(urth) Pike's Ghost
David Stockhoff
dstockhoff at verizon.net
Mon Nov 28 17:20:53 PST 2011
Ah, good. I'm actually a bit disappointed to hear that, because I always
found the combination of the word "vat" to be chilling in the context of
growing cloned humans. I thought of dank, dark tubs.
Yes, Typhon would have tried that.
On 11/28/2011 7:20 PM, Larry Miller wrote:
> Yeah thats interesting for sure. I agree with David though. Someone
> tried to grow a human being. The question is who that someone is.

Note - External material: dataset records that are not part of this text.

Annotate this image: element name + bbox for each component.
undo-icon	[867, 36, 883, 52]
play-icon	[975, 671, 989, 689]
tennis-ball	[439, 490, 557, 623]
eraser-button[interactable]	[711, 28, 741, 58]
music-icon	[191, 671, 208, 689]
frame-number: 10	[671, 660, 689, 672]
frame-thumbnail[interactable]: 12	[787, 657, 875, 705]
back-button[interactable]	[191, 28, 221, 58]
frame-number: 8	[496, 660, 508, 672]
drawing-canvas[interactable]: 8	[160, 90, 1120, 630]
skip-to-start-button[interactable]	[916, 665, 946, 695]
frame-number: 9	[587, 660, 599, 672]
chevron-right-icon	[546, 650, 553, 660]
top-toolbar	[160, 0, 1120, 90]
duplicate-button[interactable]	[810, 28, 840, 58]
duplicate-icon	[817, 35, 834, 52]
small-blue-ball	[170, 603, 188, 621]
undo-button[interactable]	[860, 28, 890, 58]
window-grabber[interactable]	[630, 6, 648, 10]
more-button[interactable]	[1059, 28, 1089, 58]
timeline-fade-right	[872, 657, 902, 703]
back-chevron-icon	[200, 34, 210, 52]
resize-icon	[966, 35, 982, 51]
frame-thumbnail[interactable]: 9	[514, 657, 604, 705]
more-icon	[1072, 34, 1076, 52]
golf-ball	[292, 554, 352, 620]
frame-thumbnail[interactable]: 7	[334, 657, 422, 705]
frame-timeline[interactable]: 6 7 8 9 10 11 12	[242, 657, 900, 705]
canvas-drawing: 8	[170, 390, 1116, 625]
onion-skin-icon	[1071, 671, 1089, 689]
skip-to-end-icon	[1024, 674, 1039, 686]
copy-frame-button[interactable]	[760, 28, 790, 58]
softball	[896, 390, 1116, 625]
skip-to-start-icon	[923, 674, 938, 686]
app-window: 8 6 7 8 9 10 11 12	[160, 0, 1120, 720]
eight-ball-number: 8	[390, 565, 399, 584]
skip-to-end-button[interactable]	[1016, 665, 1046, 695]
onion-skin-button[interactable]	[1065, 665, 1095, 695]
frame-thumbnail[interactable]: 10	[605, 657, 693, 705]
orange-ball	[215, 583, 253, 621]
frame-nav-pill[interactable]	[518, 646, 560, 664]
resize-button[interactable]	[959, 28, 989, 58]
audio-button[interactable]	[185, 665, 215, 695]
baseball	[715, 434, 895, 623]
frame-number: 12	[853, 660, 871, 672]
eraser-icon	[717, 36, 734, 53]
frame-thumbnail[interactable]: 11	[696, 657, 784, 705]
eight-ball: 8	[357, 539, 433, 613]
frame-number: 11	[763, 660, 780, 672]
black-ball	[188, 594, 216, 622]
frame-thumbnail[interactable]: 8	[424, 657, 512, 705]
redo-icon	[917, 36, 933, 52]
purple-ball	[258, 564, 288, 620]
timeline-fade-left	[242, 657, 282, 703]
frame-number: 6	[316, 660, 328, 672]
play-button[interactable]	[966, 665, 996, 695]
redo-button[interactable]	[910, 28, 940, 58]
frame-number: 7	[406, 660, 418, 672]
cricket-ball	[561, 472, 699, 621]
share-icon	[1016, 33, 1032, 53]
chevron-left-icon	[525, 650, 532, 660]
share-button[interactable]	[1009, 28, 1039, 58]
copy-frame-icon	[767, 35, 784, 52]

> Typhon is a logical choice. By the way the Axolotl Tanks are revealed
> to be the bodies of Tleilaxu females so the vats are wombs. Sorry big
> Dune fan so I had to chime in on that.
>
> On 11/28/11, David Stockhoff<dstockhoff at verizon.net> wrote:
>> On 11/28/2011 6:43 PM, Jerry Friedman wrote:
>>>> From: Lee Berman severiansola at hotmail.com
>>> ...
>>>
>>>> Leaving the question of Typhon's alien nature aside for now, the
>>>> Mandragora
>>>> seems
>>>> almost indisputable proof of Typhon's potential to be cloned or
>>>> downloaded
>>>> into a
>>>> new body in some manner. There is nothing dragon-like about the fetus in
>>>> the
>>>> bottle.
>>>> What possible reason is there for Wolfe to call it "Mandragora" if not
>>>> to refer to
>>>> Typhon, the only other reference to a man-dragon there is.
>>> ...
>>>
>>> Oddly enough, a possible answer is at Wikipedia.
>>>
>>> "Some alchemists, impressed by this idea, speculated on the culture of the
>>> mandragore, and experimented in the artificial reproduction of a soil
>>> sufficiently fruitful and a sun sufficiently active to humanise the said
>>> root, and thus create men without the concurrence of the female." A
>>> Wikipedia editor has added, "(See: Homunculus)."
>>>
>>>> From /Transcendental Magic: Its Doctrine and Ritual/ by Éliphas Lévi,
>>>> translated by Arthur Edward Waite. The book is at
>>> http://books.google.com/books?id=e0GcOrh-xNAC&pg=PA323
>>>
>>> There's a little more on plant-animal hybridization in the full passage,
>>> and perhaps people will find other points of interest.
>>>
>>> So this may be saying that someone has taken a mandrake root and humanized
>>> it, creating a homunculus.
>>>
>>> No doubt there's much more to say about this, but this margin is too
>>> small.
>>>
>>> Jerry Friedman
>> Awesome. My guess is that it indicates someone tried to grow a human in
>> a vat, as in Dune, vs surgically placing it in a womb, as done by Blood.